North-west London A&E closure plans are 'flawed'

Charing Cross Hospital sign
Image caption A total of four A&E departments in north-west London could close

Proposals to close four of north-west London's nine emergency units are "fundamentally flawed", according to an independent report.

Former NHS executive Tim Rideout, who examined the plans, said there was a "lack of regard" for the impact they would have on residents.

The plans involve shutting A&E services at hospitals including Hammersmith and Charing Cross.

The NHS said bigger hospitals would give patients better care.

Health bosses say there would be a £332m gap to plug by 2014/15 if no changes are made however the report said there is no independent verification of hospitals' finances.

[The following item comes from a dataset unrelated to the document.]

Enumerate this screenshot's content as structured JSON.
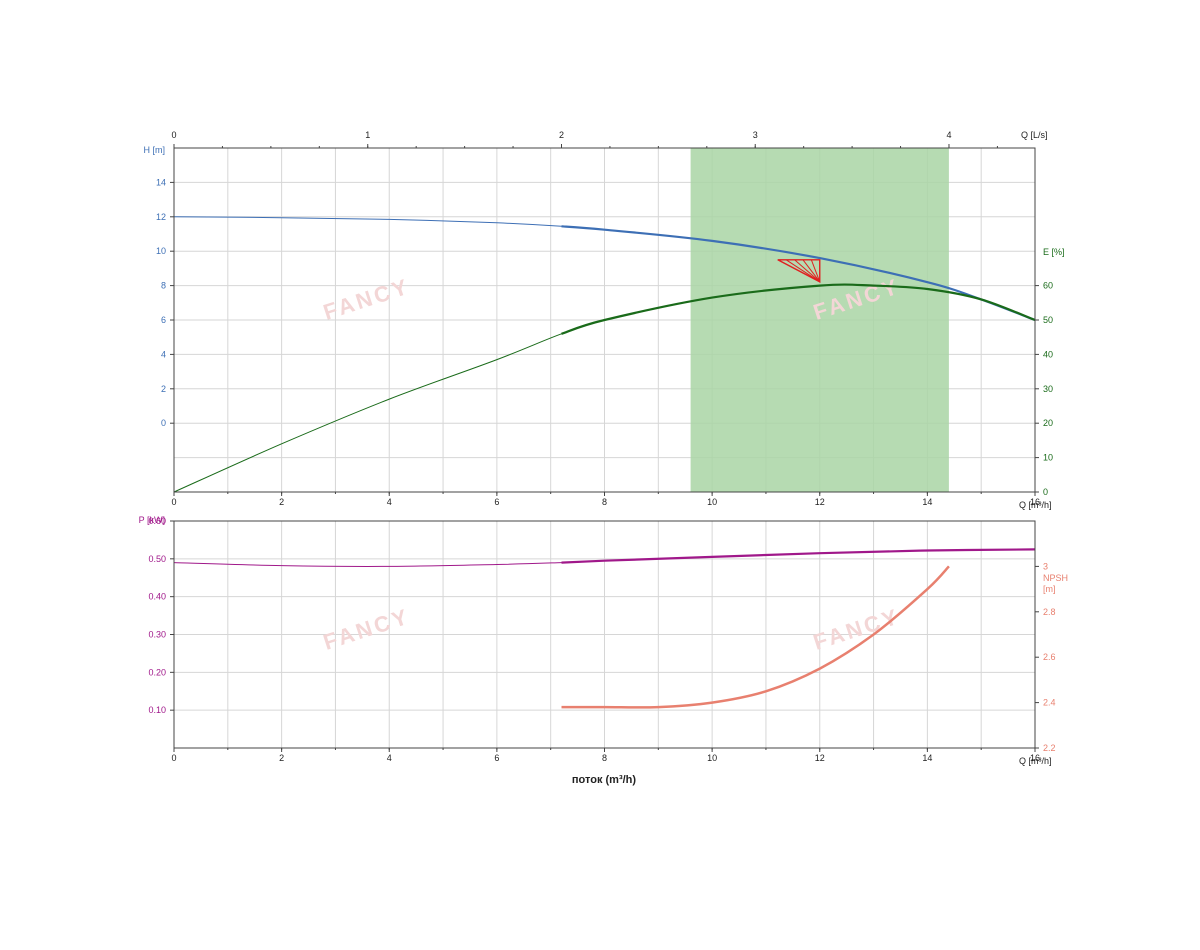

It added that the use of location as the main reason for development options failed to take into account the needs of residents and the relative quality of local hospitals.

There was also a lack of regard for the impact the changes would have on residents as 40% of in-patient admissions and 23% of A&E admissions would be affected.

The report added that no changes should be made until the capacity of primary and community care under the Out of Hospitals strategy had been beefed up.

'Profoundly adverse impact'

The A&E departments at risk are at Charing Cross, Ealing, Hammersmith and Central Middlesex hospitals.

Dr Mark Spencer from NHS North West London said: "There's very good evidence that if you centralise some services onto fewer sites you get better outcomes.

"We've already shown that in stroke, in heart attack, in major trauma; where people travel further for better care, they get better outcomes."

But Nick Botterill, leader of Hammersmith and Fulham Council which commissioned the report, said it would mean residents would have to leave the borough to go to the nearest A&E department.

"We believe they've come up with a wrong option as a result of a flawed consultation process.

"We're not going to let this rest; we're going to make sure that this whole decision is called in, and that the matter is referred to the secretary of state."

The Tory-controlled council leader added: "The impact of these changes will have a profoundly adverse impact on our residents and I believe my duty is to stand up for our residents.

"It's flawed as it looks at north-west London as a whole, and not the individual boroughs and density of populations."

The Shaping a Healthier Future proposals are subject to a formal consultation which closes on 8 October, however Mr Rideout said this deadline should be extended.